Giovanni Pietro Bellori, in fact, in 1664 “among the most excellent paintings” preserved in the Aldobrandini Pamphilj palace in Monte Magnanapoli saw “the portraits of Bartolo et di Baldo by Rafaelle da Urbino”.

At the time, in fact, memory was lost of the representations, which were variously identified as the two jurists Bartolo da Sassoferrato and his pupil Baldo degli Ubaldi or even as Martin Luther and Giovanni Calvino.

The Venetian taste for painting also provoked, in the 17th and 18th centuries, the frequent attribution of the painting to Giorgione, but the correct paternity to the “divine Raphael” is re-established in the inventory in death of Prince Giovanni Battista Pamphilj Aldobrandini of 1710, which places in the Guardarobba Aldobrandina located in the Palazzo al Corso inhabited by the most Excellent Cardinal Pamphilj “a painting on canvas applied to panel of Bartolo and Baldo, with a golden touch frame, high palms three and a half, wide palms four and a half, hand of Raffaele di Urbino”.

Raphael’s work is the one placed in the Stanza appresso il Baldacchino verso il Collegio Romano in the design of the Doria Pamphilj Gallery drawn by the architect Francesco Nicoletti in 1765.

The same author is mentioned in the works of the most attentive connoisseurs of the collection: “The fourth room is full of many excellent paintings, among which are to be observed with greater attention … two beautiful portraits of Bartolo, and Baldo, famous Jurisconsults, Raphael” (Mariano Vasi, Itinerario istruttivo di Roma… Tomo I, Roma 1791) and Salvatore Tonci, who in the Descrizione ragionata della Galleria Doria of 1794 cannot hold back his admiration for the masterpiece: “The two stupendous portraits of Bartolo, and Baldo, which are by the hand of the divine Raphael, follow. It is pointless to speak of the vividness of these two heads; since for those who are far from the painting it would not be enough to speak; for those who see it, any kind of reasoning is useless.
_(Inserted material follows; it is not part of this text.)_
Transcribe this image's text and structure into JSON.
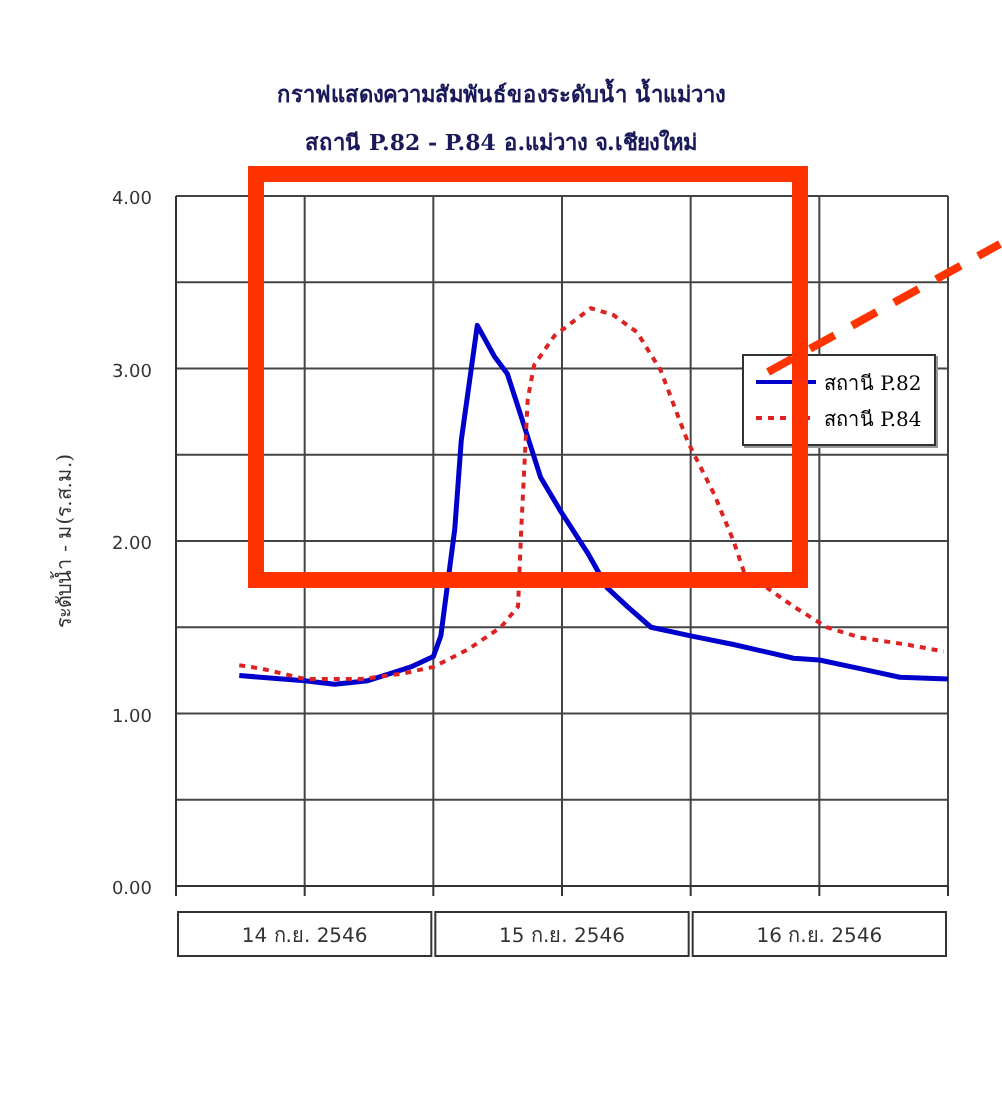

Notwithstanding, let me add, this time Raphael is not inferior to Titian in his shade, nor to Giorgione, nor to Pordenone, nor to how many other Masters the Scuola Veneziana boasts of; nor to any of the most renowned Flemish”.

Finally, the modern reassignment to Raphael and the recognition of the figures are due to important politician and scholar Marco Minghetti, who on 17 June 1883 asked Prince Filippo Andrea V Doria Pamphilj Landi for permission to photograph the “painting that bears two portraits … which I believe to be the portrait of Navagero and Beazzano, which Bembo speaks of in his letters … The list says it is by Raphael and for my part I believe it is one of the most certain and the most beautiful”.